The A-320 which crashed into the trees in France was performing a
fly-by demonstration, by a line pilot, not an Airbus test or demo
pilot. The profile was to fly by at 500 feet. The aircraft was below
100 feet. This is significant to the incident (and not just because
that is where we find trees). In the Airbus the computers have a group
of flight control protections collectively known as "Laws". In Normal
Law there is a low-speed, high AOA protection known as Alpha-Floor.
Alpha-Floor is reached somewhere below Vls (the lowest speed the
aircraft will fly with autopilot/autothrust on and sidestick in
neutral), and prior to Alpha-Max (maximum AOA). At Alpha-Floor the
autothrust commands TOGA power, and regardless of how much you pull
back on the sidestick, the aircraft will not decelerate below
Alpha-Max. It will just mush along at TOGA power until it runs out of
gas or the pilot lowers the nose to accelerate.

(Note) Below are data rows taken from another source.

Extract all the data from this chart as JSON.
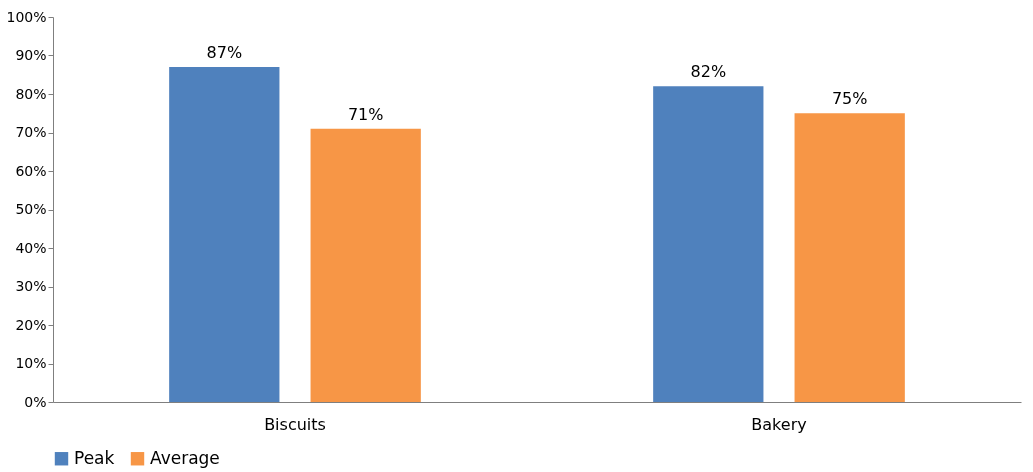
{
  "chart_data": {
    "type": "bar",
    "categories": [
      "Biscuits",
      "Bakery"
    ],
    "series": [
      {
        "name": "Peak",
        "color": "#4f81bd",
        "values": [
          87,
          82
        ],
        "value_labels": [
          "87%",
          "82%"
        ]
      },
      {
        "name": "Average",
        "color": "#f79646",
        "values": [
          71,
          75
        ],
        "value_labels": [
          "71%",
          "75%"
        ]
      }
    ],
    "ylim": [
      0,
      100
    ],
    "yticks": [
      {
        "value": 0,
        "label": "0%"
      },
      {
        "value": 10,
        "label": "10%"
      },
      {
        "value": 20,
        "label": "20%"
      },
      {
        "value": 30,
        "label": "30%"
      },
      {
        "value": 40,
        "label": "40%"
      },
      {
        "value": 50,
        "label": "50%"
      },
      {
        "value": 60,
        "label": "60%"
      },
      {
        "value": 70,
        "label": "70%"
      },
      {
        "value": 80,
        "label": "80%"
      },
      {
        "value": 90,
        "label": "90%"
      },
      {
        "value": 100,
        "label": "100%"
      }
    ],
    "grid": false,
    "legend": "bottom"
  }
}
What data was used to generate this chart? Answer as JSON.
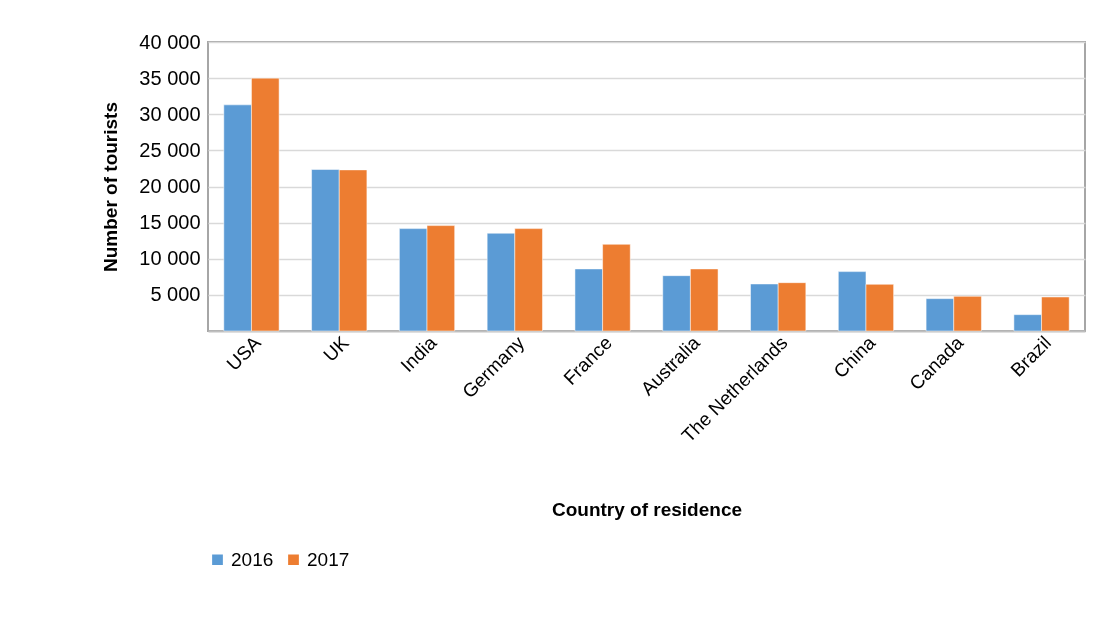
{
  "chart_data": {
    "type": "bar",
    "xlabel": "Country of residence",
    "ylabel": "Number of tourists",
    "categories": [
      "USA",
      "UK",
      "India",
      "Germany",
      "France",
      "Australia",
      "The Netherlands",
      "China",
      "Canada",
      "Brazil"
    ],
    "series": [
      {
        "name": "2016",
        "color": "#5b9bd5",
        "values": [
          31300,
          22350,
          14170,
          13530,
          8590,
          7660,
          6510,
          8220,
          4480,
          2260
        ]
      },
      {
        "name": "2017",
        "color": "#ed7d31",
        "values": [
          35000,
          22300,
          14590,
          14170,
          12000,
          8590,
          6690,
          6460,
          4800,
          4710
        ]
      }
    ],
    "ylim": [
      0,
      40000
    ],
    "yticks": [
      {
        "value": 5000,
        "label": "5 000"
      },
      {
        "value": 10000,
        "label": "10 000"
      },
      {
        "value": 15000,
        "label": "15 000"
      },
      {
        "value": 20000,
        "label": "20 000"
      },
      {
        "value": 25000,
        "label": "25 000"
      },
      {
        "value": 30000,
        "label": "30 000"
      },
      {
        "value": 35000,
        "label": "35 000"
      },
      {
        "value": 40000,
        "label": "40 000"
      }
    ],
    "grid": "y",
    "legend": "bottom"
  }
}
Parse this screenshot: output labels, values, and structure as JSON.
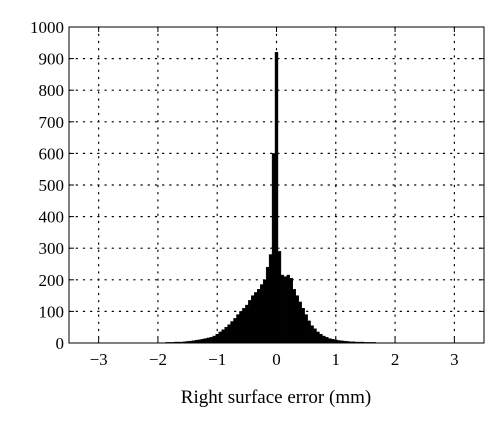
{
  "chart_data": {
    "type": "bar",
    "title": "",
    "xlabel": "Right surface error (mm)",
    "ylabel": "",
    "xlim": [
      -3.5,
      3.5
    ],
    "ylim": [
      0,
      1000
    ],
    "grid": true,
    "grid_style": "dotted",
    "bar_color": "#000000",
    "xticks": [
      -3,
      -2,
      -1,
      0,
      1,
      2,
      3
    ],
    "xtick_labels": [
      "−3",
      "−2",
      "−1",
      "0",
      "1",
      "2",
      "3"
    ],
    "yticks": [
      0,
      100,
      200,
      300,
      400,
      500,
      600,
      700,
      800,
      900,
      1000
    ],
    "ytick_labels": [
      "0",
      "100",
      "200",
      "300",
      "400",
      "500",
      "600",
      "700",
      "800",
      "900",
      "1000"
    ],
    "bin_width": 0.05,
    "x": [
      -2.0,
      -1.95,
      -1.9,
      -1.85,
      -1.8,
      -1.75,
      -1.7,
      -1.65,
      -1.6,
      -1.55,
      -1.5,
      -1.45,
      -1.4,
      -1.35,
      -1.3,
      -1.25,
      -1.2,
      -1.15,
      -1.1,
      -1.05,
      -1.0,
      -0.95,
      -0.9,
      -0.85,
      -0.8,
      -0.75,
      -0.7,
      -0.65,
      -0.6,
      -0.55,
      -0.5,
      -0.45,
      -0.4,
      -0.35,
      -0.3,
      -0.25,
      -0.2,
      -0.15,
      -0.1,
      -0.05,
      0.0,
      0.05,
      0.1,
      0.15,
      0.2,
      0.25,
      0.3,
      0.35,
      0.4,
      0.45,
      0.5,
      0.55,
      0.6,
      0.65,
      0.7,
      0.75,
      0.8,
      0.85,
      0.9,
      0.95,
      1.0,
      1.05,
      1.1,
      1.15,
      1.2,
      1.25,
      1.3,
      1.35,
      1.4,
      1.45,
      1.5,
      1.55,
      1.6,
      1.65,
      1.7,
      1.75,
      1.8,
      1.85,
      1.9,
      1.95,
      2.0
    ],
    "values": [
      1,
      1,
      1,
      2,
      2,
      2,
      3,
      3,
      3,
      4,
      5,
      6,
      7,
      9,
      10,
      12,
      14,
      16,
      18,
      22,
      28,
      35,
      42,
      50,
      58,
      68,
      78,
      90,
      100,
      110,
      120,
      135,
      150,
      160,
      170,
      185,
      200,
      240,
      280,
      600,
      920,
      290,
      215,
      210,
      215,
      205,
      170,
      150,
      130,
      110,
      90,
      70,
      55,
      45,
      35,
      28,
      22,
      18,
      14,
      12,
      10,
      8,
      7,
      6,
      5,
      4,
      4,
      3,
      3,
      3,
      2,
      2,
      2,
      2,
      1,
      1,
      1,
      1,
      1,
      1,
      1
    ]
  }
}
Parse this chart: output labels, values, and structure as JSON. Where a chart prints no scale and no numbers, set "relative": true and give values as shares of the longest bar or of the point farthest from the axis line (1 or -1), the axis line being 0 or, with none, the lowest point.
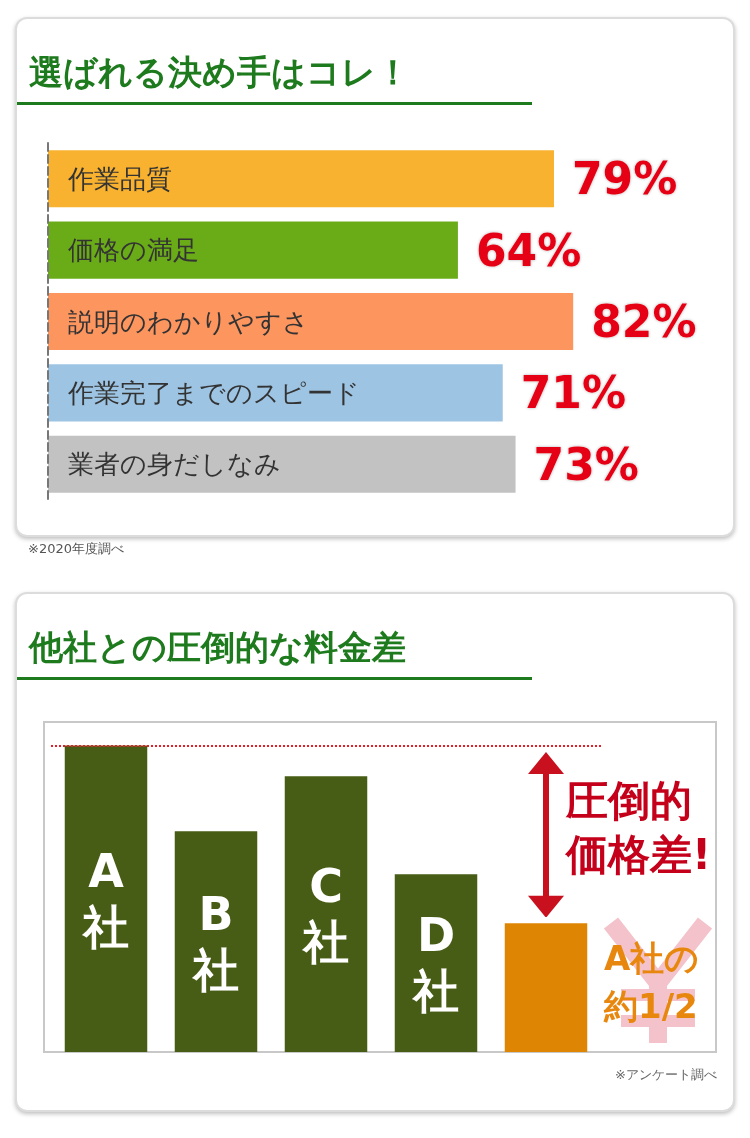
{
  "chart_data": [
    {
      "type": "bar",
      "orientation": "horizontal",
      "title": "選ばれる決め手はコレ！",
      "categories": [
        "作業品質",
        "価格の満足",
        "説明のわかりやすさ",
        "作業完了までのスピード",
        "業者の身だしなみ"
      ],
      "values": [
        79,
        64,
        82,
        71,
        73
      ],
      "colors": [
        "#f8b22f",
        "#6aab18",
        "#fd955f",
        "#9dc4e3",
        "#c2c2c2"
      ],
      "value_labels": [
        "79%",
        "64%",
        "82%",
        "71%",
        "73%"
      ],
      "tick_labels": "y",
      "annotations": [
        "※2020年度調べ"
      ]
    },
    {
      "type": "bar",
      "title": "他社との圧倒的な料金差",
      "categories": [
        "A社",
        "B社",
        "C社",
        "D社",
        null
      ],
      "values": [
        1,
        0.72,
        0.9,
        0.58,
        0.42
      ],
      "colors": [
        "#475c15",
        "#475c15",
        "#475c15",
        "#475c15",
        "#de8604"
      ],
      "relative": true,
      "ref_lines": [
        {
          "axis": "y",
          "value": 1,
          "color": "#e0202a",
          "line_style": "dotted"
        }
      ],
      "annotations": [
        "圧倒的価格差!",
        "A社の約1/2",
        "※アンケート調べ"
      ]
    }
  ]
}
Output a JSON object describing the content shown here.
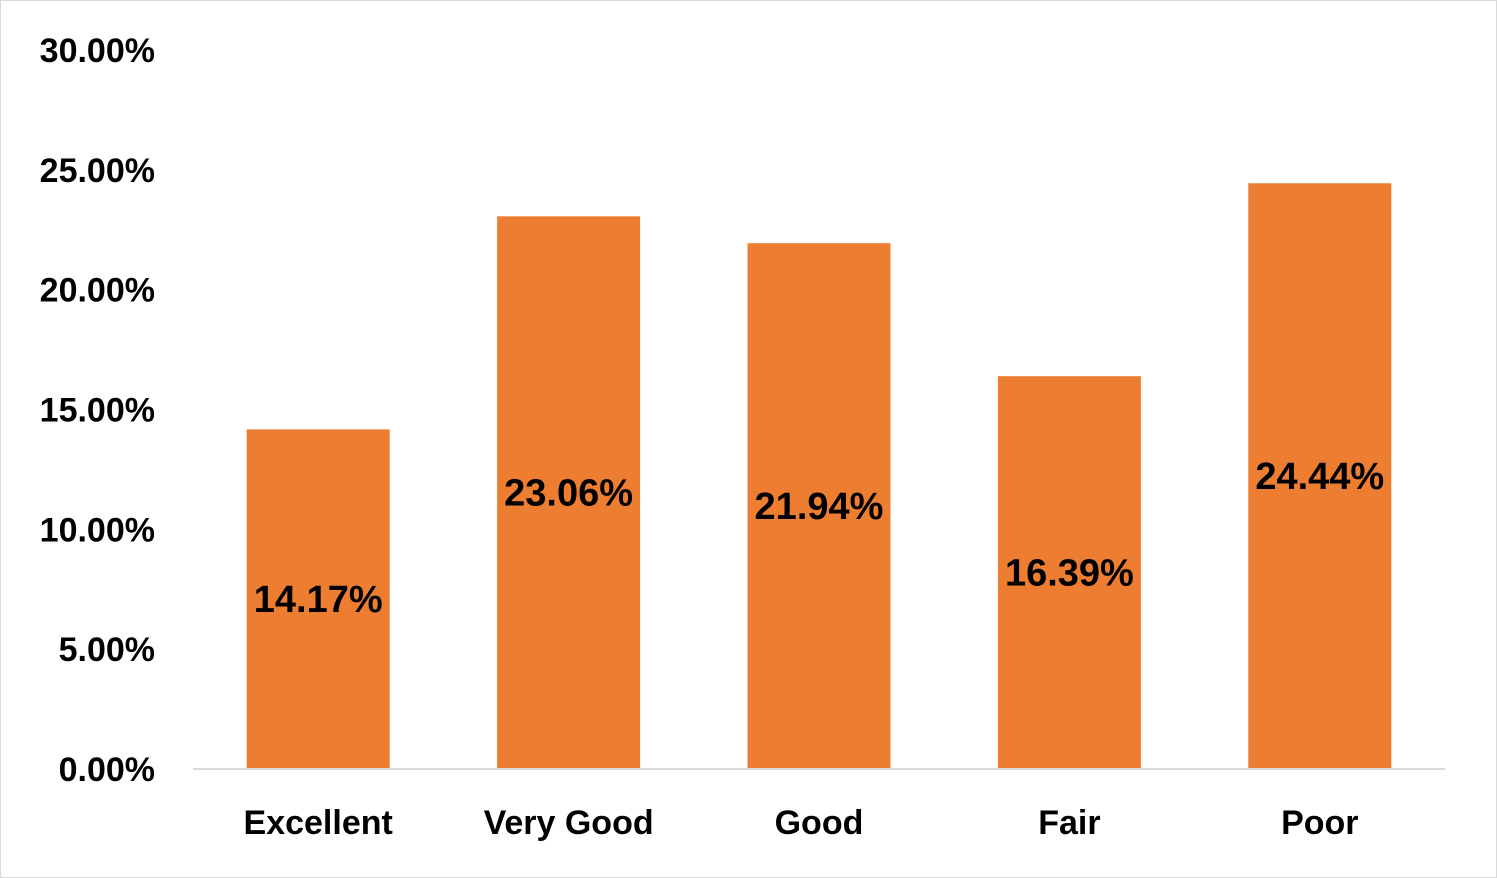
{
  "chart_data": {
    "type": "bar",
    "title": "",
    "xlabel": "",
    "ylabel": "",
    "categories": [
      "Excellent",
      "Very Good",
      "Good",
      "Fair",
      "Poor"
    ],
    "values": [
      14.17,
      23.06,
      21.94,
      16.39,
      24.44
    ],
    "data_labels": [
      "14.17%",
      "23.06%",
      "21.94%",
      "16.39%",
      "24.44%"
    ],
    "ylim": [
      0,
      30
    ],
    "y_ticks": [
      0,
      5,
      10,
      15,
      20,
      25,
      30
    ],
    "y_tick_labels": [
      "0.00%",
      "5.00%",
      "10.00%",
      "15.00%",
      "20.00%",
      "25.00%",
      "30.00%"
    ],
    "grid": false,
    "legend": "none",
    "bar_color": "#ED7D31",
    "axis_color": "#d9d9d9"
  }
}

The problem is, Alpha-Floor is not available between 100' and
touchdown - otherwise you could never land! The pilot was expecting
Alpha-Floor, but being too low, it did not happen. By the time he
realized his error, he applied power, but it was too late. You can, in
fact, hear the engines spooling up just prior to his impact with the
trees in the video we show in class.


From what you say here, it does not appear autothrottle was engaged (which also
correlates with other descriptions I've read) -- apparently, the pilot manually
moved the throttles from idle to Max. Is this true?

Is Alpha-Max the stall AOA, or something less? Is there any "emergency
override" that will engage the autothrottle when approaching Alpha-Max?